Denis Podalydès lit la correspondance de Jean Vilar à sa femme

Par @Culturebox
Mis à jour le 06/12/2016 à 06H30, publié le 28/10/2012 à 13H22
Jean Vilar, une vie pour le théâtre

Jean Vilar, une vie pour le théâtre

© James, Claude / INA

Le Théâtre National de Chaillot rend hommage mercredi à Jean Vilar, né il y a 100 ans, avec une lecture par Denis Podalydès d'extraits de ses lettres à sa femme Andrée, où explosent les désirs et frustrations du fondateur du festival d'Avignon.

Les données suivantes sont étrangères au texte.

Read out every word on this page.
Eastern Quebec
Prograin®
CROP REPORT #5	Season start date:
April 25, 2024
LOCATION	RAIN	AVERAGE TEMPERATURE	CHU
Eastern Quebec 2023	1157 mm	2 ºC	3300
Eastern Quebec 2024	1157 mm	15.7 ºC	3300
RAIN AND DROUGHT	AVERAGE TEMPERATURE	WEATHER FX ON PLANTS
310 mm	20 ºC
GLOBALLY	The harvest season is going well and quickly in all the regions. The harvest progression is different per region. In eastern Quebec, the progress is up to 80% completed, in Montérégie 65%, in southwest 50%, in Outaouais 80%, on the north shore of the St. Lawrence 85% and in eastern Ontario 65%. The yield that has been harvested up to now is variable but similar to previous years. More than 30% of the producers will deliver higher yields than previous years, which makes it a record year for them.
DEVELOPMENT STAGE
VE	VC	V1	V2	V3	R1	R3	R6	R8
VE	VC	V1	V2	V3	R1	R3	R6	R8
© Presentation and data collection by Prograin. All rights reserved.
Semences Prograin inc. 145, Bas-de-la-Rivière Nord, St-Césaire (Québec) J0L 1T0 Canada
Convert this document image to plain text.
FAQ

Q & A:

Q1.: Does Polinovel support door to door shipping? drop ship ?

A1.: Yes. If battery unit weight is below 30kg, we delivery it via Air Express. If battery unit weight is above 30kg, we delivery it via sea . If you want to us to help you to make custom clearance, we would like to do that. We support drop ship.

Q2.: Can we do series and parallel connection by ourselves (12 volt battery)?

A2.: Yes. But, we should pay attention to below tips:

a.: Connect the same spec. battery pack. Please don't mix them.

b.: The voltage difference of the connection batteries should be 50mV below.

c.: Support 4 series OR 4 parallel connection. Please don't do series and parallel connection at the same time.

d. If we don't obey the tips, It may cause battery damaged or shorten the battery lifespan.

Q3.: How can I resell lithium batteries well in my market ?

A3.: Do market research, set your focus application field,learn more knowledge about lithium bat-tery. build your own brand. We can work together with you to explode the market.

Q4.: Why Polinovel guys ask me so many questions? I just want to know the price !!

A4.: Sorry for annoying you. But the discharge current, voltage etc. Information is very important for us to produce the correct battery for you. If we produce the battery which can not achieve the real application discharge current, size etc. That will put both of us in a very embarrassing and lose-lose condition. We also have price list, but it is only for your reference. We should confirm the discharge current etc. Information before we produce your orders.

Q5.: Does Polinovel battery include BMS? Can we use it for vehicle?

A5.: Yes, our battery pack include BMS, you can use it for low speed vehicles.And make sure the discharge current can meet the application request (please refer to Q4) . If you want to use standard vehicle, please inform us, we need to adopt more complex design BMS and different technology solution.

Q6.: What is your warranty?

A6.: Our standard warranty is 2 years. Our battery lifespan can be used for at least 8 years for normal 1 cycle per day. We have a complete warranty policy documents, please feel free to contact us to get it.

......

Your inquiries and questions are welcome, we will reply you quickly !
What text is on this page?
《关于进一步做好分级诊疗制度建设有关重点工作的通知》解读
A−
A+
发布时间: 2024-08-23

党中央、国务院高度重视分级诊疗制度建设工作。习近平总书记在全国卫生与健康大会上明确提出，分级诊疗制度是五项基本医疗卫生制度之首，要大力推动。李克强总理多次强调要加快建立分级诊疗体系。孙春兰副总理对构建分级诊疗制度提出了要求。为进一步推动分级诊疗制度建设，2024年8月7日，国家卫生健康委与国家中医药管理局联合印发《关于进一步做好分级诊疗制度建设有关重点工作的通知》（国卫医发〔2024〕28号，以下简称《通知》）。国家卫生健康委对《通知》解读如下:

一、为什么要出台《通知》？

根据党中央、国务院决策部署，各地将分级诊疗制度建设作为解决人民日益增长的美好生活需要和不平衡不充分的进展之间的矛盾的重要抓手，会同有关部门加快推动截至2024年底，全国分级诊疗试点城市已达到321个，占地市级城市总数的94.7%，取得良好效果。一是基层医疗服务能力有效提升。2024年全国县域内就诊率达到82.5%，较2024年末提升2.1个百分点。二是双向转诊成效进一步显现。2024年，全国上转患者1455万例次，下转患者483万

14 juillet 1947: "Tout Paris danse dans les rues" mais Vilar, seul à Paris, travaille "enchaîné à Avignon et à tout ce que cette affaire implique". Il est las de se battre face à tous les conservatismes qui entravent son aventure mais pas vaincu : "Merde! Avignon réunira et Avignon donc existera". De fait, la "Semaine d'Art Dramatique", qui deviendra "Festival d'Avignon", un an plus tard, naît dans la Cour d'honneur du Palais des papes en 1947. Jean Vilar dirigera le festival jusqu'à sa mort, le 28 mai 1971.

 
"J'ai l'intention d'abandonner", écrit-il en février 1950 à sa femme. "L'Etat n'a pas fait, au bout de trois ans, ce qui était en son devoir": cet "orgueilleux" selon ses propres termes, fustige "cette connerie des gens qui ne comprennent pas que je suis un des rares gars, bêtes à ce point qu'ils sont capables de sacrifier leur fric et leur santé pour un prestige réduit"...
 
Festival d'Avignon 1967: interview de Jean Vilar

En 1954, il s'exaspère de voir les crédits du TNP de Chaillot (qu'il dirige de 1951 à 1963) réduits de 25%. Le TNP, que Vilar conçoit comme un service public fait pourtant le plein (5 millions d'entrées en 12 ans, dont 486.000 la dernière année). Vilar fulmine, "imagine" que "tout et tous sont dans le coup pour cela : du Français (la Comédie française, dont il dénonce le conservatisme) à Hébertot, du ministre aux hauts fonctionnaires des Finances qui n'aiment que les traditions merdeuses du Français".
 
Jean Vilar devant le Théâtre National de Chaillot

Jean Vilar devant le Théâtre National de Chaillot

© Agnès VARDA / Agence Enguerand
 
"On verra", lance-t-il, vengeur. Jusqu'au bout, Vilar a porté haut son exigence et ses rêves, ceux du "petit Sétois que je suis toujours resté" et "qui aurait vécu dans la peau d'Hercule, de Thésée mais aussi avec la douloureuse poitrine de Tchekhov, les folies de Baudelaire et le squelette craquant de Voltaire".
 
- Soirée Jean Vilar au Théâtre national de Chaillot le 31 octobre, avec la projection du film "Vilar par lui-même" et la lecture d'extraits de sa correspondance à Andrée Vilar par Denis Podalydès.
- Exposition gratuite "Le Monde de Jean Vilar" jusqu'au 13 décembre. Grand Foyer du Théâtre de Chaillot (1, place du Trocadéro. 75016 Paris. Tél : 08.99.10.65.94).